William Styron, author of that cheerful little ditty,”Sophie’s Choice”, wrote about his battle with depression … a fight he never won, but that did not kill him … in Darkness Visible, one of the most helpful bits of writing I have ever been commanded to read.
This is not to say that one must be depressed to write, nor that all depressives can. Sunny dispositions can lead down primrose paths to libraries, but life’s hard edges and awareness of them … even hyper-awareness … does add grist to the mill and grit to the pulp.

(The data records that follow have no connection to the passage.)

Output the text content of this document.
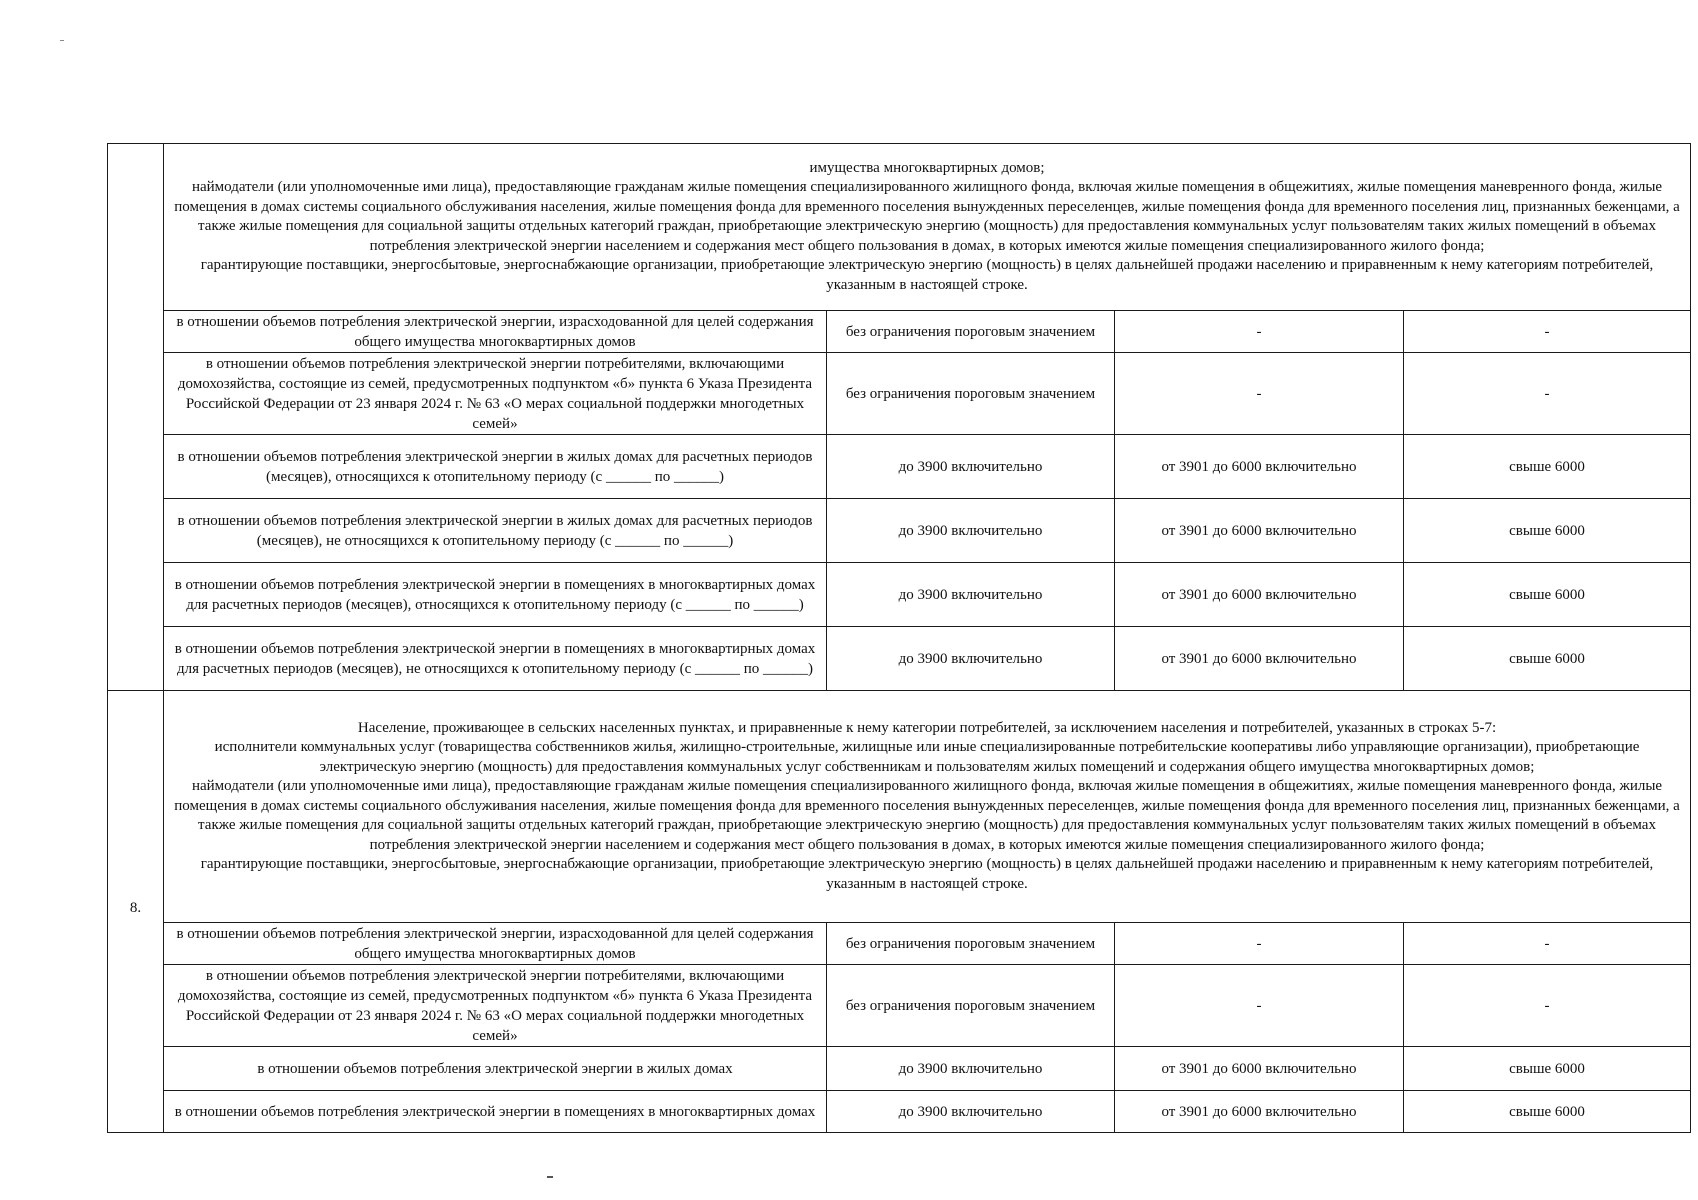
	имущества многоквартирных домов;

наймодатели (или уполномоченные ими лица), предоставляющие гражданам жилые помещения специализированного жилищного фонда, включая жилые помещения в общежитиях, жилые помещения маневренного фонда, жилые помещения в домах системы социального обслуживания населения, жилые помещения фонда для временного поселения вынужденных переселенцев, жилые помещения фонда для временного поселения лиц, признанных беженцами, а также жилые помещения для социальной защиты отдельных категорий граждан, приобретающие электрическую энергию (мощность) для предоставления коммунальных услуг пользователям таких жилых помещений в объемах потребления электрической энергии населением и содержания мест общего пользования в домах, в которых имеются жилые помещения специализированного жилого фонда;

гарантирующие поставщики, энергосбытовые, энергоснабжающие организации, приобретающие электрическую энергию (мощность) в целях дальнейшей продажи населению и приравненным к нему категориям потребителей, указанным в настоящей строке.			

	в отношении объемов потребления электрической энергии, израсходованной для целей содержания общего имущества многоквартирных домов	без ограничения пороговым значением	-	-
	в отношении объемов потребления электрической энергии потребителями, включающими домохозяйства, состоящие из семей, предусмотренных подпунктом «б» пункта 6 Указа Президента Российской Федерации от 23 января 2024 г. № 63 «О мерах социальной поддержки многодетных семей»	без ограничения пороговым значением	-	-
	в отношении объемов потребления электрической энергии в жилых домах для расчетных периодов (месяцев), относящихся к отопительному периоду (с ______ по ______)	до 3900 включительно	от 3901 до 6000 включительно	свыше 6000
	в отношении объемов потребления электрической энергии в жилых домах для расчетных периодов (месяцев), не относящихся к отопительному периоду (с ______ по ______)	до 3900 включительно	от 3901 до 6000 включительно	свыше 6000
	в отношении объемов потребления электрической энергии в помещениях в многоквартирных домах для расчетных периодов (месяцев), относящихся к отопительному периоду (с ______ по ______)	до 3900 включительно	от 3901 до 6000 включительно	свыше 6000
	в отношении объемов потребления электрической энергии в помещениях в многоквартирных домах для расчетных периодов (месяцев), не относящихся к отопительному периоду (с ______ по ______)	до 3900 включительно	от 3901 до 6000 включительно	свыше 6000

8.	Население, проживающее в сельских населенных пунктах, и приравненные к нему категории потребителей, за исключением населения и потребителей, указанных в строках 5-7:

исполнители коммунальных услуг (товарищества собственников жилья, жилищно-строительные, жилищные или иные специализированные потребительские кооперативы либо управляющие организации), приобретающие электрическую энергию (мощность) для предоставления коммунальных услуг собственникам и пользователям жилых помещений и содержания общего имущества многоквартирных домов;

наймодатели (или уполномоченные ими лица), предоставляющие гражданам жилые помещения специализированного жилищного фонда, включая жилые помещения в общежитиях, жилые помещения маневренного фонда, жилые помещения в домах системы социального обслуживания населения, жилые помещения фонда для временного поселения вынужденных переселенцев, жилые помещения фонда для временного поселения лиц, признанных беженцами, а также жилые помещения для социальной защиты отдельных категорий граждан, приобретающие электрическую энергию (мощность) для предоставления коммунальных услуг пользователям таких жилых помещений в объемах потребления электрической энергии населением и содержания мест общего пользования в домах, в которых имеются жилые помещения специализированного жилого фонда;

гарантирующие поставщики, энергосбытовые, энергоснабжающие организации, приобретающие электрическую энергию (мощность) в целях дальнейшей продажи населению и приравненным к нему категориям потребителей, указанным в настоящей строке.			

	в отношении объемов потребления электрической энергии, израсходованной для целей содержания общего имущества многоквартирных домов	без ограничения пороговым значением	-	-
	в отношении объемов потребления электрической энергии потребителями, включающими домохозяйства, состоящие из семей, предусмотренных подпунктом «б» пункта 6 Указа Президента Российской Федерации от 23 января 2024 г. № 63 «О мерах социальной поддержки многодетных семей»	без ограничения пороговым значением	-	-
	в отношении объемов потребления электрической энергии в жилых домах	до 3900 включительно	от 3901 до 6000 включительно	свыше 6000
	в отношении объемов потребления электрической энергии в помещениях в многоквартирных домах	до 3900 включительно	от 3901 до 6000 включительно	свыше 6000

Some might say the days of living large are over. My friend Roy might agree. Marty Beckerman seems to:
But we’ve become so afraid of death that we refuse to actually live. We’re scared of the sun because it might give us cancer; we’re scared of a well-marbled steak because it might raise our cholesterol; we’re scared of bullfighting—the only real sport—so we demean ourselves with yoga and Pilates and other such unholy abominations. The closest we come to genuine thrills, genuine danger, is watching IMAX 3-D superhero movies.
Hemingway, however, knew that death isn’t the worst thing in the world. “[C]owardice is worse, treachery is worse, and simple selfishness is worse,” he said. (Also: staying married to the same woman for more than five minutes.)
Perhaps our safety-padded commercial existence is why young people are increasingly drawn to his life and works. Our entire lives are planned out for us before infancy; deviating from the standard path—SAT > college > 24/7 job—is nearly impossible. (Hemingway didn’t bother with college, instead going straight into the trenches of WWI as a medic, proof that an English degree is truly worthless.)
Independence used to mean defining your own existence; now it means paying your own credit-card bill. Freedom used to mean an open road and uncharted waters; now it means choosing between BlackBerry or Droid data plans. Living on our own terms is a foreign concept, but Hemingway bent the world to his liking through sheer gusto, which is very different than the illusion of choice on sale at the Apple Store. Why speak the truth, consequences be damned, when a single impulsive tweet can cost you a career?
Would love to carry on with this for a while, but my Internet connection just might … right now … allow me to post, and I have to go out and unclog a pipe full of shit since the plumber didn’t show up.
Depressing? Well … not exactly a party, but it does give me something to write about.